Over the weekend we got some takeout food for dinner. At home, I dumped the bag of sauce packets, napkins and plastic utensils onto the table.
“Hand me one of those forks, please,” Carlos said.
“It’s not a fork,” I said, holding it up.
“Hand me… one of those thingies,” he said.
(Carlos’s English includes the word “thingies” since apparently I say that a lot.)
“It’s called a ‘spork’ – It’s a spoon-fork, see?” I handed the plastic utensil to him.
“Spork, okay,” he said, taking it from me, more eager to eat than to get a vocabulary lesson.

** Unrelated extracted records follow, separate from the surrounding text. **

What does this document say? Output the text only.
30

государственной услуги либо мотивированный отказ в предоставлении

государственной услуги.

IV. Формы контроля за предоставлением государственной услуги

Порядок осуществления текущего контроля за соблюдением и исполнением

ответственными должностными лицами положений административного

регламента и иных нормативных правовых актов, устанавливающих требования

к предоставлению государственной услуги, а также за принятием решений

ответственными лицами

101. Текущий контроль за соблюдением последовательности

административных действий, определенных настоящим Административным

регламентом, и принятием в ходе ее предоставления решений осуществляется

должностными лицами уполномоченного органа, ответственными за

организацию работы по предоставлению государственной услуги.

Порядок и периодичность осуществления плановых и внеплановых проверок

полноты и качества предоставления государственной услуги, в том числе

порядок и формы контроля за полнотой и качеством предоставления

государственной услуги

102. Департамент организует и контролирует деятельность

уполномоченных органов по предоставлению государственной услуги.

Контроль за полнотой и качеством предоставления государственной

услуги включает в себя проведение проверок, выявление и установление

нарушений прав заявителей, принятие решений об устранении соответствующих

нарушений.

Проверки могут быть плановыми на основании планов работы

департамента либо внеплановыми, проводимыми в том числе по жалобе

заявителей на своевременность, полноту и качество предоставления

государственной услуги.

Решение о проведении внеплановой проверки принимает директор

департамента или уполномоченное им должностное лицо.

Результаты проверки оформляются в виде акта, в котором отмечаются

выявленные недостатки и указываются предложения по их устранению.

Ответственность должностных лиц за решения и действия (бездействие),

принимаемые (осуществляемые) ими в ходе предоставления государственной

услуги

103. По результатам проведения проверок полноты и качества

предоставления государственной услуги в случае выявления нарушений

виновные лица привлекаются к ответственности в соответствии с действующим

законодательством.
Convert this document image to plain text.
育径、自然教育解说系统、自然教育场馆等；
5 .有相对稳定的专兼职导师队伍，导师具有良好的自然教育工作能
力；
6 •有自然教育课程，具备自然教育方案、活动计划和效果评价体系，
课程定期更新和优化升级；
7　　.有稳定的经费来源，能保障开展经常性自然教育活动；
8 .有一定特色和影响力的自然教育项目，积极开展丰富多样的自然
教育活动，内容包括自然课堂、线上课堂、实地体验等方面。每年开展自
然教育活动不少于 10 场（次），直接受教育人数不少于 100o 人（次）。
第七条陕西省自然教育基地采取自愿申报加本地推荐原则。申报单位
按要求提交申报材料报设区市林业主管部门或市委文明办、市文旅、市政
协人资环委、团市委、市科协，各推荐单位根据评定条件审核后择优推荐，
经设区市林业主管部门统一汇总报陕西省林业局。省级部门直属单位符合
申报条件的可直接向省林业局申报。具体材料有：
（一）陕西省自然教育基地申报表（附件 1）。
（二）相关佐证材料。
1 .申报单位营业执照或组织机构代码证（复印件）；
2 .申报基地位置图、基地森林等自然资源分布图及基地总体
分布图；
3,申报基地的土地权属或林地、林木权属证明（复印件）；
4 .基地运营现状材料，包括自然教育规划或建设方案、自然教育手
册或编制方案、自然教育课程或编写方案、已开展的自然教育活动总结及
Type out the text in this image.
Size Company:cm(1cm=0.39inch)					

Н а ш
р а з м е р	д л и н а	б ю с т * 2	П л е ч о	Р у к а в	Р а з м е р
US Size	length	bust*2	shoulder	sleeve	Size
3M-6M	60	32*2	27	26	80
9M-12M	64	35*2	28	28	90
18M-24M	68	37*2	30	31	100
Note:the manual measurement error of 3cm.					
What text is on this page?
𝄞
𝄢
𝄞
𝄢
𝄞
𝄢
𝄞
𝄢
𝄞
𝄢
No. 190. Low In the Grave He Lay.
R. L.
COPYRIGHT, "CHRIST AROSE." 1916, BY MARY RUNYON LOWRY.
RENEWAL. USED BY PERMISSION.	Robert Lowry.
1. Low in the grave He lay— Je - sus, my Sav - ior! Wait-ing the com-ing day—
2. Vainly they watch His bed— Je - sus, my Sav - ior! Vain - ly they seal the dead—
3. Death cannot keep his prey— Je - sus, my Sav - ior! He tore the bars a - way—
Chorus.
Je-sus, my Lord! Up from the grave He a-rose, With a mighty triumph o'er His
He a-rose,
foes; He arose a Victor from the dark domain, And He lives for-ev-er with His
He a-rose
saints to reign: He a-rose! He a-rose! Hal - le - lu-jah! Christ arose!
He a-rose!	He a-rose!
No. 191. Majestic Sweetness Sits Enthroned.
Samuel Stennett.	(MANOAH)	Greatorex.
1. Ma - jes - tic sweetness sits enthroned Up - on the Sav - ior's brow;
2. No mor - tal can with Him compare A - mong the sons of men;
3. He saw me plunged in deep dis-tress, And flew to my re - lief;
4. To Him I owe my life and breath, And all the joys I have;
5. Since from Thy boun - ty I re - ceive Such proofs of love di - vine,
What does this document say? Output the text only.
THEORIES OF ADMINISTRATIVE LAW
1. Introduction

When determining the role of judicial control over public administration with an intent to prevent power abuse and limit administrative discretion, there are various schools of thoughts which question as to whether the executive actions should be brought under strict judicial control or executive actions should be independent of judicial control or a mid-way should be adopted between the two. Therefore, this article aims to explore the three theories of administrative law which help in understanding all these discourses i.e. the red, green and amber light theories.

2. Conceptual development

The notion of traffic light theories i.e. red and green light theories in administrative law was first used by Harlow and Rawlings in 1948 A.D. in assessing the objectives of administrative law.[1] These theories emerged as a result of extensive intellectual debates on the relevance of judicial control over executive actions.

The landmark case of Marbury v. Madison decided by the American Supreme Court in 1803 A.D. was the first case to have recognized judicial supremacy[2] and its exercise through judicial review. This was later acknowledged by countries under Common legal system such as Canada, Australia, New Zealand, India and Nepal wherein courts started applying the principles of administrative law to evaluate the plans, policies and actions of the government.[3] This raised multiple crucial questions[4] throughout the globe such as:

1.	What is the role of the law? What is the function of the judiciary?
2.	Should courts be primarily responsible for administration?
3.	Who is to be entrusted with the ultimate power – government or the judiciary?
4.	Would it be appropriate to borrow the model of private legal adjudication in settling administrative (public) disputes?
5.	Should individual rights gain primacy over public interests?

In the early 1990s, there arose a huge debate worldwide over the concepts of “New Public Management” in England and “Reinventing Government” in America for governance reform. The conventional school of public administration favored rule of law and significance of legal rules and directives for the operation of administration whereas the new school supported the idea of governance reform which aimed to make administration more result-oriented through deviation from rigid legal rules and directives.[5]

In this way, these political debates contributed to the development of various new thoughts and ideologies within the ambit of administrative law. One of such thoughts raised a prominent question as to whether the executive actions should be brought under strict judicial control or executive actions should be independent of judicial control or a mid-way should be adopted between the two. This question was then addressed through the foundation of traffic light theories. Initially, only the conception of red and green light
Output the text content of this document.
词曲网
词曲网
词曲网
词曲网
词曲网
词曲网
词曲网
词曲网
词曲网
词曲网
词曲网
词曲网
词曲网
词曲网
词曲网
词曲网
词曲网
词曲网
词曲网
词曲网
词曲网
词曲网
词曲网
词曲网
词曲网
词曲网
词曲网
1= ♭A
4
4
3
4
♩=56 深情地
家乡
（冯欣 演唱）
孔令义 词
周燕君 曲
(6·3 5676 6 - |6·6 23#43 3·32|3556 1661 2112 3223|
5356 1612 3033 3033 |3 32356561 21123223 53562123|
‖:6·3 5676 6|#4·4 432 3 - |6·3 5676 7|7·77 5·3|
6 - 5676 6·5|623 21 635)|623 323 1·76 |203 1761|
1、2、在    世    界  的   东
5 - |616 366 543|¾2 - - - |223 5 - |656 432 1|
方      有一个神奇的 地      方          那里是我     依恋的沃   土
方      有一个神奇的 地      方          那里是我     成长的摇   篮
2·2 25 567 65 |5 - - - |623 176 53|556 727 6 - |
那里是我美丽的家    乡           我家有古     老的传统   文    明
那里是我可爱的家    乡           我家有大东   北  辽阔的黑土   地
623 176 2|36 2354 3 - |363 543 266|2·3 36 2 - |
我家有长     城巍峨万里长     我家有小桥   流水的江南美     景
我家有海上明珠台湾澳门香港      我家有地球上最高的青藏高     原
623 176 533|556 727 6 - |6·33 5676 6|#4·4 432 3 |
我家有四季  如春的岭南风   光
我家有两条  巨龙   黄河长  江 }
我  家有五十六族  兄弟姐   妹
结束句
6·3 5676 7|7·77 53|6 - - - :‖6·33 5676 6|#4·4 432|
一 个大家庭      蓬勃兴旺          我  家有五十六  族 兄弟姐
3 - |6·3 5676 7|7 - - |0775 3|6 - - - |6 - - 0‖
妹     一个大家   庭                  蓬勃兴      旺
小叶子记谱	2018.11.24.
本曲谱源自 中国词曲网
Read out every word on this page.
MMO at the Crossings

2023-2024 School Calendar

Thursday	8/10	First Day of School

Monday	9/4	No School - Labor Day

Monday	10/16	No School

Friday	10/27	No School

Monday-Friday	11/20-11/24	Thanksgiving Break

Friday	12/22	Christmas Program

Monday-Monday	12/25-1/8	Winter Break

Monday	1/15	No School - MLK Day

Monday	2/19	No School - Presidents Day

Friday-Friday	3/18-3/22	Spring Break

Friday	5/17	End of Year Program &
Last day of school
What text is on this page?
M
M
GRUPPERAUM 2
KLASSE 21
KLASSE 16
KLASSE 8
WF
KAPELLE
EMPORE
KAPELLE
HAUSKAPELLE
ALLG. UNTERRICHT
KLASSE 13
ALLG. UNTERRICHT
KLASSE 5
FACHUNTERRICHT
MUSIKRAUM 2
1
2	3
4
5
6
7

I took a bite of my food and chewed thoughtfully.
“How do you say ‘spork’ in Spanish?” I asked.
“You don’t,” Carlos answered.
“There’s no word for ‘spork’?”
“Oh!” I became excited. “Hold on, okay, let’s see… In Spanish, ‘spoon’ is ‘cuchara’ and ‘fork’ is ‘tenedor’ so a spork could be… CUCHADOR!”
I fell in love with the new word immediately.
“You can’t do that,” Carlos said.
“You can’t just make words up.”
“I just did! This is a cuchador! And I’m going to go tell the whole internet!”
After dinner I went online and typed “How do you say ‘spork’ in Spanish?” just to make sure Carlos was right, that there wasn’t already a word that existed. To my amusement, Carlos was wrong and there is actually already a word… and it’s ‘cuchador.’ I’m a little disappointed that I didn’t invent a new word, but I’m impressed that my bilingual brain came up with the correct word by putting together what it already knows. Sometimes it works, and sometimes it doesn’t, but it doesn’t hurt to give it a try!